Unpacking post-trial comments by jurors in the Roger Clemens perjury trial, it appears the entire verdict came down to one thing: lack of credibility of the star witness.   The Washington Post reports that the two-month trial essentially came down to determining who was telling the truth:

When the jury of a dozen Washingtonians finally began deliberating the perjury case against baseball legend Roger Clemens after nine grueling weeks, it came down to one question: Who lied?  Jurors interviewed Wednesday after the star pitcher’s acquittal June 18 said it did not take long for the panel to decide that the government’s key witness, Clemen’s former strength coach Brian McNamee, had too much baggage to be trusted.
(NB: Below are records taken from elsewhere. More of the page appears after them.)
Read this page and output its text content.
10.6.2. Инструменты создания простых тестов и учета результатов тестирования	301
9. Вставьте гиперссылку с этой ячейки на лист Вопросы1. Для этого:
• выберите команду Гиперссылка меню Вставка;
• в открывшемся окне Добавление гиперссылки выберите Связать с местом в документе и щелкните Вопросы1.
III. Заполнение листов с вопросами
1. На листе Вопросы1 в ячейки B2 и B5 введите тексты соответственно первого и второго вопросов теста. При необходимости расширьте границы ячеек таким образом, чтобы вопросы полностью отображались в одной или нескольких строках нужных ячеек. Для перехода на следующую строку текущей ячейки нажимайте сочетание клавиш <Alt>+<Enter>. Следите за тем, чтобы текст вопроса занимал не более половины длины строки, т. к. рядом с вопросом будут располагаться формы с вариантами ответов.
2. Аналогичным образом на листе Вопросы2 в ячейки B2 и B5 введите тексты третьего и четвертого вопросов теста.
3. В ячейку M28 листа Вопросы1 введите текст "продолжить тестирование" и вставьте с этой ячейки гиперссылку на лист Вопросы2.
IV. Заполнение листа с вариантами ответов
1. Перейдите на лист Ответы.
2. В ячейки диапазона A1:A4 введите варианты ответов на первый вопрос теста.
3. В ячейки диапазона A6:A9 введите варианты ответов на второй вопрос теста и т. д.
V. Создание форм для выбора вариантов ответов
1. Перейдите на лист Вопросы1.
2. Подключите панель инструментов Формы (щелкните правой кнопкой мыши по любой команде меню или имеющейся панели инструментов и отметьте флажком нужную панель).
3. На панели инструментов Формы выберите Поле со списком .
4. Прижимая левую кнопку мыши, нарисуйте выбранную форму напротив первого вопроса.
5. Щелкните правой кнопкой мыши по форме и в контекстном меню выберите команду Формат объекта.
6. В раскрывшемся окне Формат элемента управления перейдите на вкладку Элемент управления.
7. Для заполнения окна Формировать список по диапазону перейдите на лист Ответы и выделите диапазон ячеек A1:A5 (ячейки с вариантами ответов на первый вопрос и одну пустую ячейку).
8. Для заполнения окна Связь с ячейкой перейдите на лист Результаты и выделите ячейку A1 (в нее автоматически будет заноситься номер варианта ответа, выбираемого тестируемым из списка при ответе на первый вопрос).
Based on the Clemens juror’s descriptions of McNamee’s testimony, it seems the prosecutors could have learned something from Rule 10 in our book  – The Jury Rules – about the importance of Presenting Credible Witnesses.   In one of our post-trial interviews, a juror equated cross-examination to a lie detector test and disclosed to us that witnesses who withstood cross-examination without altering their stories impressed him.

“I think the thing that I think made a good witness or a credible witness is someone who can actually stand up to the cross examination with the same answers they had previously. It’s just like taking a lie detector test—you can pass a lie detector test if you tell the truth. And most people don’t realize that the truth is the thing that works for the jury, because just like the judge can tell when somebody’s lying, most jurors can, too.”

The logic behind this is simple. If he tells the same story on direct as on cross, the witness will earn the respect of the jury. If the jury respects a witness as credible they will be able to do two things. First, they can rely on this witness. Second, they use the fact that the witness withstood cross examination to argue that this is the one witness in the whole trial who should be believed or that this witness should be believed over a witness who wavered. In other words, it gives the juror something to use to make his point in the jury room.